A Comment on "Memory Effects in an Interacting Magnetic Nanoparticle System"
R. K. Zheng, X. X. Zhang

TL;DR
This paper critiques a recent study claiming to observe spin-glass-like memory effects in an interacting nanoparticle system, arguing that similar phenomena can occur in non-interacting systems and questioning the original interpretation.
Contribution
It provides a critical analysis showing that observed memory effects are not exclusive to interacting systems and can be reproduced without interactions, challenging previous claims.
Findings
Memory effects can be observed in non-interacting nanoparticle systems.
Numerical simulations replicate the phenomena without particle interactions.

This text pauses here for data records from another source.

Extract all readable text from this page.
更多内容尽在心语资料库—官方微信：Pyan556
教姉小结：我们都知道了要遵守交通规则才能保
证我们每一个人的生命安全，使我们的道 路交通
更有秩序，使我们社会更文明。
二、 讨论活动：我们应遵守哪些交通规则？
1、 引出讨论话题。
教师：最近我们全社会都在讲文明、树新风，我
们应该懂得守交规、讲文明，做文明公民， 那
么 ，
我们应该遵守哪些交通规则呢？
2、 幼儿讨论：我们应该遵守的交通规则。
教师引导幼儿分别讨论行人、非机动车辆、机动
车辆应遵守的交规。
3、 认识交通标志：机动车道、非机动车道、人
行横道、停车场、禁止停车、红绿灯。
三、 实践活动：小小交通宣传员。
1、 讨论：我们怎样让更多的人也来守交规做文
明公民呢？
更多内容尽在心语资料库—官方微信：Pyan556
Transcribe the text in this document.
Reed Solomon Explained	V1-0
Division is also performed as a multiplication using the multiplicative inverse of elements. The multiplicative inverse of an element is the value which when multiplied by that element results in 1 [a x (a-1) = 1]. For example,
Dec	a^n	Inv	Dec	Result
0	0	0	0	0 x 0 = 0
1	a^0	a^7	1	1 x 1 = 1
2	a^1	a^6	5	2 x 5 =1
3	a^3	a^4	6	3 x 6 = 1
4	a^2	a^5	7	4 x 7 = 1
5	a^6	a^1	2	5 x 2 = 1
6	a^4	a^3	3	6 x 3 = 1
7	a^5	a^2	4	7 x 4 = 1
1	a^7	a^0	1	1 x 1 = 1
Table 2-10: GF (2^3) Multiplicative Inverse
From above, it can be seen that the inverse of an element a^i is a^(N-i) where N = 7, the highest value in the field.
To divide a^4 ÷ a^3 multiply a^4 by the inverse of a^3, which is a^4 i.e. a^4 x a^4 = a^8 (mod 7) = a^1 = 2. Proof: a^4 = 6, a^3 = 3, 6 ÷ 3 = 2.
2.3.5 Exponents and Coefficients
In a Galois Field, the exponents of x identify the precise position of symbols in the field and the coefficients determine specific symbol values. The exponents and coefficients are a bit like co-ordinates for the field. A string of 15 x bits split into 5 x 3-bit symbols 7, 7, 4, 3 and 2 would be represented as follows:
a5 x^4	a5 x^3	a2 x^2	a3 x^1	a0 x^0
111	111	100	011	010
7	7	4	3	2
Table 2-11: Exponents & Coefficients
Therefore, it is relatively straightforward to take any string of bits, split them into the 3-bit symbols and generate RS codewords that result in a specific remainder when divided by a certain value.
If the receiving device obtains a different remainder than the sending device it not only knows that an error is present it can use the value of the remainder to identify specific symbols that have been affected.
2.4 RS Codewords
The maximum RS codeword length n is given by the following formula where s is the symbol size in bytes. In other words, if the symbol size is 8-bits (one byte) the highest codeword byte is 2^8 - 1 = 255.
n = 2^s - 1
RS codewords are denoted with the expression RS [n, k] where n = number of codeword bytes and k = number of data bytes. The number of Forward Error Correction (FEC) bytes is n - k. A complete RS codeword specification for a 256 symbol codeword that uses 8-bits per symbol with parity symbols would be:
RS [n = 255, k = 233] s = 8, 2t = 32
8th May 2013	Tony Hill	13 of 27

The original experiments do not conclusively evidence a spin-glass-like phase.
Abstract
Recently, Sun et al reported that striking memory effects had been clearly observed in their new experiments on an interacting nanoparticle system [1]. They claimed that the phenomena evidenced the existence of a spin-glass-like phase and supported the hierarchical model. No doubt that a particle system may display spin-glass-like behaviors [2]. However, in our opinion, the experiments in Ref. [1] cannot evidence the existence of spin-glass-like phase at all. We will demonstrate below that all the phenomena in Ref. [1] can be observed in a non-interacting particle system with a size distribution. Numerical simulations of our experiments also display the same features.